Flora and Fungi Photography In Review

2018 Review through the Lens: D4

”I am learning all the time. The tombstone will be my diploma.”

– Eartha Kitt

 

“You learn something new every day,” so the saying goes. I have to admit, I’ve never fully agreed with this sentiment. I think the disagreement lies in my espoused belief that most learning requires seeking and not every human being is a seeker. Sure it’s possible that new truths can just land in one’s lap from time to time, but to legitimately learn something new EVERY day requires a purposeful pursuit of learning. So I would argue that it’s more appropriate to change the phrase to, “You SHOULD learn something new every day.”

Today’s December Photo Challenge selection might just accomplish this for you. I have chosen this photo as one of my favorites, not because the image is so keenly spectacular in any way, but rather because it is a vivid reminder that learning and the expansion of one’s mind is a beautiful and sacred opportunity. This simple image of a Bluebonnet depicts something that I learned just this last spring; and I even live in Texas where the Bluebonnet is the state flower!

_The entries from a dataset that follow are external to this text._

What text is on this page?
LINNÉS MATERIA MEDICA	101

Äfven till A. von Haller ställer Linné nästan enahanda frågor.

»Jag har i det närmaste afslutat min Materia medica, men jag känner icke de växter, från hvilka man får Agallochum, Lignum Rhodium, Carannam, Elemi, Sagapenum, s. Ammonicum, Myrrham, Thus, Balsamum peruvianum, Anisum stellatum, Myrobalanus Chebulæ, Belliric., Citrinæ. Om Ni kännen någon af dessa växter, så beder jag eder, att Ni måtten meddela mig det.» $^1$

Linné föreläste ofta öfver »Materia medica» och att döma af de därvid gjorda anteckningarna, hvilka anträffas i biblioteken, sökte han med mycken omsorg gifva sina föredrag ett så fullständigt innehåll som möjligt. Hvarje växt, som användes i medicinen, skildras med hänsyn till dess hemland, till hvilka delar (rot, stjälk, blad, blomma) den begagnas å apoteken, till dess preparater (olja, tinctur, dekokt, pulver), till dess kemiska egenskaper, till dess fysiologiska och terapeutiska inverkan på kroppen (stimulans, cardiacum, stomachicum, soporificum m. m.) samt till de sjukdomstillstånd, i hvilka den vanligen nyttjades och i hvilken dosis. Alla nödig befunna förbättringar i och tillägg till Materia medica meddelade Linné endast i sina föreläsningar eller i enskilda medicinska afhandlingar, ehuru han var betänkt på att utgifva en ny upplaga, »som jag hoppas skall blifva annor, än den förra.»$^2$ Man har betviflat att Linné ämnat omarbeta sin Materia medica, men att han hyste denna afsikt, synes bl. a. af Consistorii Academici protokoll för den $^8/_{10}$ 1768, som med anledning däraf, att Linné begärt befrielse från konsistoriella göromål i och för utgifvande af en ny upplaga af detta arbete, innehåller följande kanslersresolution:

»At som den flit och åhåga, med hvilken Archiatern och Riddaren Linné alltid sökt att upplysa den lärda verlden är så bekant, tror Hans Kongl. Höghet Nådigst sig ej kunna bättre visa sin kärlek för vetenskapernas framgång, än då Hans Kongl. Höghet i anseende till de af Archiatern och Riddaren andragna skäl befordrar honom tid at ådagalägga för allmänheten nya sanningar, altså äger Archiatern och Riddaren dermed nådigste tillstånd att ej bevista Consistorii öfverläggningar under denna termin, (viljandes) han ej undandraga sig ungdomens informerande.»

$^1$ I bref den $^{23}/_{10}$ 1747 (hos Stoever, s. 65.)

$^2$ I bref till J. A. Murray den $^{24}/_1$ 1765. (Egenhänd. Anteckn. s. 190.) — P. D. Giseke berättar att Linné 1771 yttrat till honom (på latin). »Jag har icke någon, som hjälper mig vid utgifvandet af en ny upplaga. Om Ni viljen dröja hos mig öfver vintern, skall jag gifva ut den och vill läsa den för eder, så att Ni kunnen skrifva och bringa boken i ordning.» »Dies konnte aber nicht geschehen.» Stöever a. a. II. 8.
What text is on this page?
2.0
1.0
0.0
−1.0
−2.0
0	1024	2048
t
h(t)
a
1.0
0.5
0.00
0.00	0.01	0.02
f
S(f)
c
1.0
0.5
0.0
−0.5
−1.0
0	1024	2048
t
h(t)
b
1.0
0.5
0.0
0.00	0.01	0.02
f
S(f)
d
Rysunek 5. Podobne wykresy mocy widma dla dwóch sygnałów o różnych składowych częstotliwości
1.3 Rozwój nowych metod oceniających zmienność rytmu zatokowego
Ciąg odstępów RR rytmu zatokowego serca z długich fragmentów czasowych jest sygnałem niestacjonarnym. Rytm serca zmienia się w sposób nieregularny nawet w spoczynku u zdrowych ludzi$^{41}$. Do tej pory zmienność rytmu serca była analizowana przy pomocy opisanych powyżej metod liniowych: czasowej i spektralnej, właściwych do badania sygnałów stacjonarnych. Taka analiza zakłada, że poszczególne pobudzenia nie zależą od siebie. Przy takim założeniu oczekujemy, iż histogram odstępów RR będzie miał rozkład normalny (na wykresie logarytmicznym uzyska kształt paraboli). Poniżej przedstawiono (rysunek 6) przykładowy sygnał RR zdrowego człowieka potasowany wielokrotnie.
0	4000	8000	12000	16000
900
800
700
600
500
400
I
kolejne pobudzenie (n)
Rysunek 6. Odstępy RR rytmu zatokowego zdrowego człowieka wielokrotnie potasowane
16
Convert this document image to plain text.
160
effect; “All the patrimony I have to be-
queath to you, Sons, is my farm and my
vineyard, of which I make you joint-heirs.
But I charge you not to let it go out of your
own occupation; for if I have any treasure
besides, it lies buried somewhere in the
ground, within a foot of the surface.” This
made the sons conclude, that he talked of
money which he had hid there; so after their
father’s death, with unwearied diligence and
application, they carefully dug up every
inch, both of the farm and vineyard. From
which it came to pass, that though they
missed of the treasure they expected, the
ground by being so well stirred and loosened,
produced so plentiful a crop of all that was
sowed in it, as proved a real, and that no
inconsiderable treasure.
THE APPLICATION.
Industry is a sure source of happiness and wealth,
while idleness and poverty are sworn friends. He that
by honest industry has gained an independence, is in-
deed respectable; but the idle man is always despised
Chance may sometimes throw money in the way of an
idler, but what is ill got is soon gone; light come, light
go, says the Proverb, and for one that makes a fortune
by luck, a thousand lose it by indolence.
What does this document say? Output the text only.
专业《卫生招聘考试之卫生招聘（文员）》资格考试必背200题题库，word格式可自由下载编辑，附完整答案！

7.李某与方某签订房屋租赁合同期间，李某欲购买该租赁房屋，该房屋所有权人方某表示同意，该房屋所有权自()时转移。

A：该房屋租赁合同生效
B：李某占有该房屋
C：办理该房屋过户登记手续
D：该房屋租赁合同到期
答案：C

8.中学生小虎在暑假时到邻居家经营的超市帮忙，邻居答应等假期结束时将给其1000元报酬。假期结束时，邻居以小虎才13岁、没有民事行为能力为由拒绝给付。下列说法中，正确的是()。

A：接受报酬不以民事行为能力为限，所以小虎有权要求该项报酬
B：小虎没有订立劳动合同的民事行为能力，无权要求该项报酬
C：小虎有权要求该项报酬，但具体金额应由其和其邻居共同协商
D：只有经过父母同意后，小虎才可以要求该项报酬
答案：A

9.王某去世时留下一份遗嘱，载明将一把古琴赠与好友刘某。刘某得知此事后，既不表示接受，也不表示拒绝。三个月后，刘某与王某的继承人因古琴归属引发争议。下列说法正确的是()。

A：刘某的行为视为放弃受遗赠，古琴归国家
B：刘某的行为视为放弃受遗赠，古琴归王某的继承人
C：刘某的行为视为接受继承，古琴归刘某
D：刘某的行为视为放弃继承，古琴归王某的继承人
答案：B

Have you ever noticed how the little banner on some of the florets of a Bluebonnet might appear purplish-red instead of white? Have you ever asked why? This coloration change occurs when the floret has aged and been depleted of pollen, and the change acts as a signal to bees to let them know not to waste their time expending energy in that location. Pretty impressive that a flower could actually work in mutual cooperation with a bee to help it perform more efficiently.

Who knew? Well…now you!

 

All the best,

A. J.

 

“Move On” (Texas Bluebonnet; Belmont Conservation District, Dallas, Texas. April, 2018.)

 

The Bluebonnet was named the official state flower of Texas in 1901, and there are actually six different species in Texas. Without adequate autumn rainfall, Bluebonnet seeds will not germinate. This means that some seeds might lie dormant for years before finally coming to life. Studies have shown that bees can collect up to 150 times more pollen from the white banners on the florets than from the purplish-red ones. Good thing bees can recognize this color distinction and just move on!